Perhaps it is a broader sense of the instability of our world—there does seem to be no shortage of venues in which the joints and bearings of our techno-crafted and elaborately infrastructured society are creaking, groaning, and showing signs of imminent collapse.

In such times when (perhaps) the flood waters are lapping at our doors and (perhaps) we are looking around to see where the nearest ark may be, it is not too surprising that much social discourse revolves around power and who has it, power and how they got it, power and how to redistribute it.

Oppressed and oppressors, privileged and unprivileged, in groups and out groups, critical theory around all these matters and the debate around that, and of course the obsession with “following the money,” which in our capital-driven world is the primary marker of where you (and more importantly, those other people) stand in the power rankings of 2021.

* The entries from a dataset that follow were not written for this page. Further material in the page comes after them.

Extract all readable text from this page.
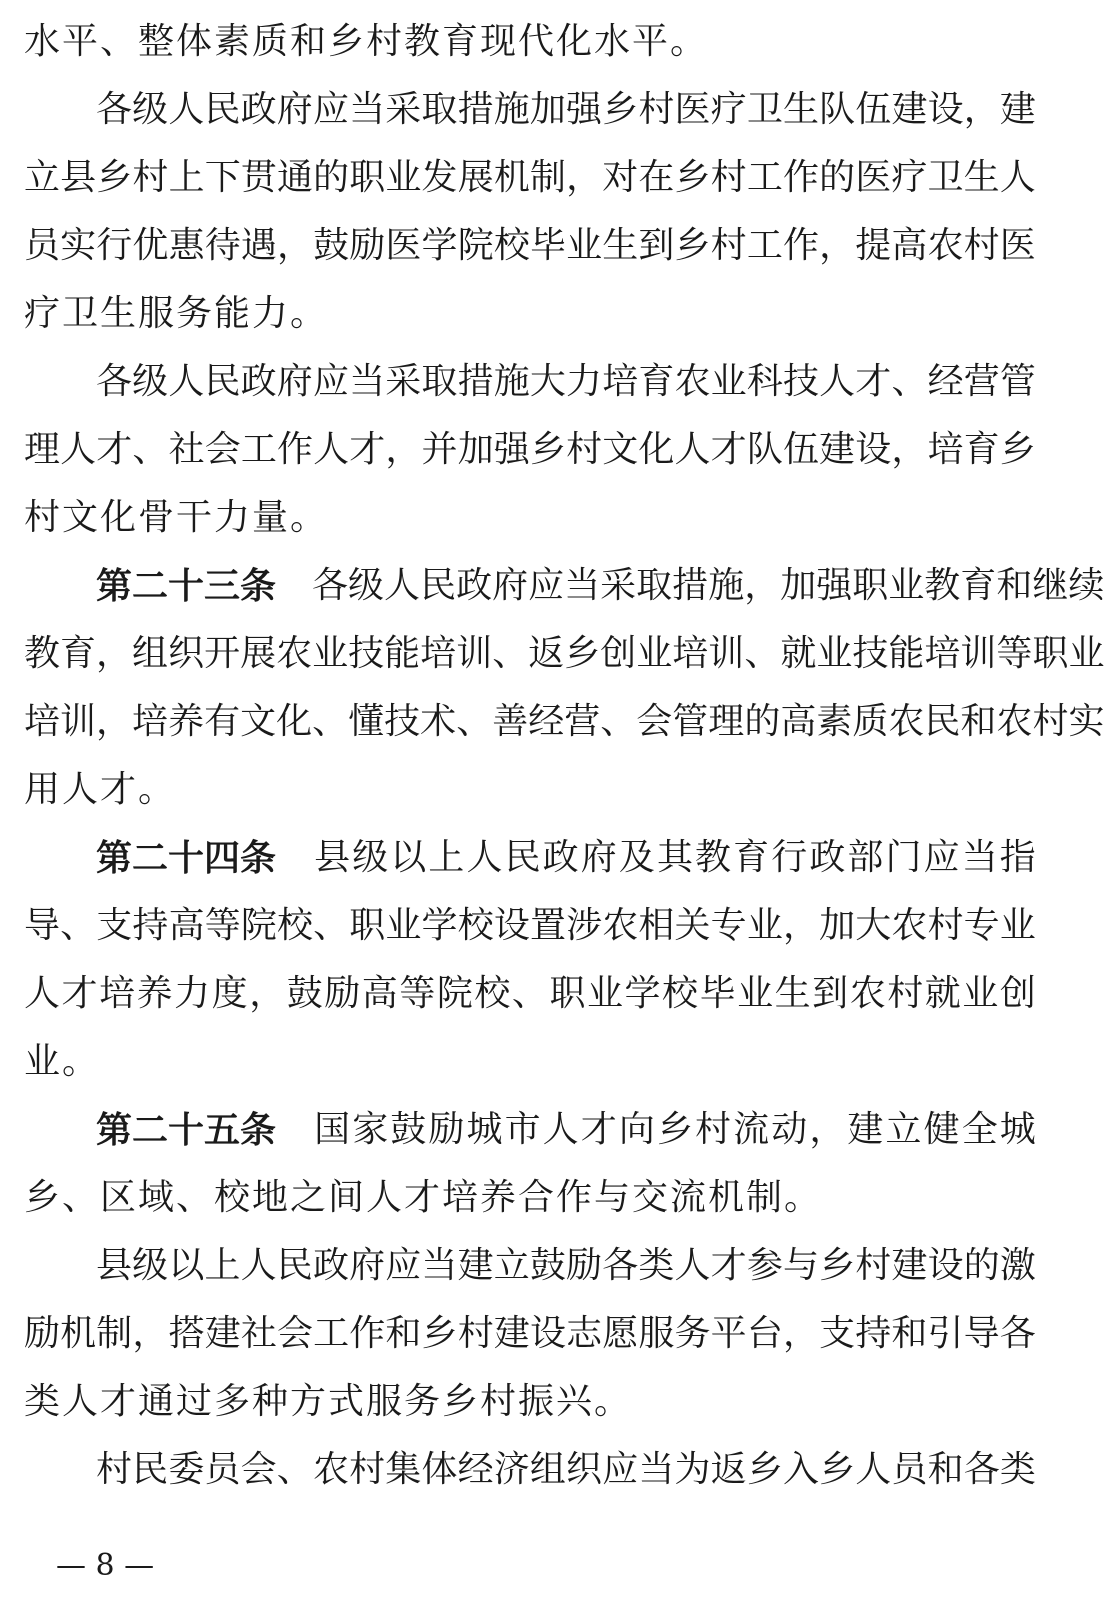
水平、整体素质和乡村教育现代化水平。
各 级 人 民 政 府 应 当 采 取 措 施 加 强 乡 村 医 疗 卫 生 队 伍 建 设 ， 建
立 县 乡 村 上 下 贯 通 的 职 业 发 展 机 制 ， 对 在 乡 村 工 作 的 医 疗 卫 生 人
员 实 行 优 惠 待 遇 ， 鼓 励 医 学 院 校 毕 业 生 到 乡 村 工 作 ， 提 高 农 村 医
疗卫生服务能力。
各 级 人 民 政 府 应 当 采 取 措 施 大 力 培 育 农 业 科 技 人 才 、 经 营 管
理 人 才 、 社 会 工 作 人 才 ， 并 加 强 乡 村 文 化 人 才 队 伍 建 设 ， 培 育 乡
村文化骨干力量。
第二十三条 各 级 人 民 政 府 应 当 采 取 措 施 ， 加 强 职 业 教 育 和 继 续
教 育 ， 组 织 开 展 农 业 技 能 培 训 、 返 乡 创 业 培 训 、 就 业 技 能 培 训 等 职 业
培 训 ， 培 养 有 文 化 、 懂 技 术 、 善 经 营 、 会 管 理 的 高 素 质 农 民 和 农 村 实
用人才。
第二十四条 县 级 以 上 人 民 政 府 及 其 教 育 行 政 部 门 应 当 指
导 、 支 持 高 等 院 校 、 职 业 学 校 设 置 涉 农 相 关 专 业 ， 加 大 农 村 专 业
人 才 培 养 力 度 ， 鼓 励 高 等 院 校 、 职 业 学 校 毕 业 生 到 农 村 就 业 创
业。
第二十五条 国 家 鼓 励 城 市 人 才 向 乡 村 流 动 ， 建 立 健 全 城
乡、区域、校地之间人才培养合作与交流机制。
县 级 以 上 人 民 政 府 应 当 建 立 鼓 励 各 类 人 才 参 与 乡 村 建 设 的 激
励 机 制 ， 搭 建 社 会 工 作 和 乡 村 建 设 志 愿 服 务 平 台 ， 支 持 和 引 导 各
类人才通过多种方式服务乡村振兴。
村 民 委 员 会 、 农 村 集 体 经 济 组 织 应 当 为 返 乡 入 乡 人 员 和 各 类
— 8 —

Into our perennial human obsession with power and who’s got it and our contemporary discourse around same, comes the Gospel for the 29th Sunday of Ordinary Time, Mark 10:35-45:

Whoever wishes to be great among you must be your servant, and whoever wishes to be first among you must be the slave of all. For the Son of Man came not to be served but to serve, and to give his life as a ransom for many (vv 43-45).

The gentle voice of the Good Shepherd speaks a word of truth and life to us poor human beings, so fixated on the quest for status and dominance. This is of course in the context of James and John and their request to sit at his right and left hands in his glory, and the indignation of the other disciples at them.

It’s all so petty, all so tawdry. Jesus just before this incident has been laying out for them what will happen in Jerusalem in just a few days—all of this is immediately before the entry into Jerusalem.

Jesus’ glory will be to lay down his life on the cross. To his right and left will be condemned criminals. And yet there they are, those words barely out of his mouth, caught up in a squalid fight over which of them are Jesus’ favorites.

And so he tells them what is real power and what is not, what really matters and what really doesn’t. What it means to live a life that has genuine influence—what a life looks like that will truly exert some lasting mark on the world—and what doesn’t. And it doesn’t look anything like what we think it does.

The life of the servant, the slave, the one in the lowest place, who gives his or her life as a gift of love for the world, is the life that has genuine power, real import. The life spent in futilely scrambling up the ladder—one rung higher, and another, and another!—is a life that ultimately is meaningless and vain.

This is not to say that all conversations about oppression and privilege and so forth are ruled out. If there is injustice, let us talk of what it is and how to redress it; let us strive always to build a better world where the dignity of every person is honored and all forms of hate, discrimination, and exploitation are overcome by justice and truth.

But for us who are Christians, all questions about power and who has it, power and how it is to be distributed, all founder on the rock of this Gospel.

This Gospel is the Lord’s own doctrine which endures to the end of time to instruct us on how we are to think of these matters, how we are to understand where true power lies and what a truly powerful life looks like, how we ultimately contemplate the Lord who makes all this known to us in his own person.

Because, of course, that’s the Rock on which all human power struggles and the acrimonious discourse around them truly founder. Jesus, who is God on high, the Power of all powers, divests himself to take the stature of a slave, of a criminal, a condemned man, a corpse laid in a tomb.

Jesus, who within himself carries the Power to make and remake the entire cosmos an infinite number of times, chooses to be naked in a manger and on a cross, to be a man like us, puny and insignificant to all seeming appearances.

And this denuding of God of power, this deliberate choice not to be merely plucked from the ladder to descend in a precipitous fall (as so many have fallen over the ages, starting with Lucifer) but to willingly descend the ladder rung by rung to the very bottom, to death itself, and hell—this is the single greatest exercise of power in the history of the world that was and ever will be.

This is the re-creation of the cosmos, this the refashioning of humanity, this the salvation of the world.

And so as we look to our own lives and whatever power we do or do not have, whatever power we would or would not like to have, and as we engage in whatever social discourse about justice or any related matter, let us never forget what Jesus told us.

Never lose sight of what he showed us, and never, ever, ever, lose the grace he bestows on us to exercise this day that which is our true and only power, which is the power to love and lay down our lives through, with, and in him.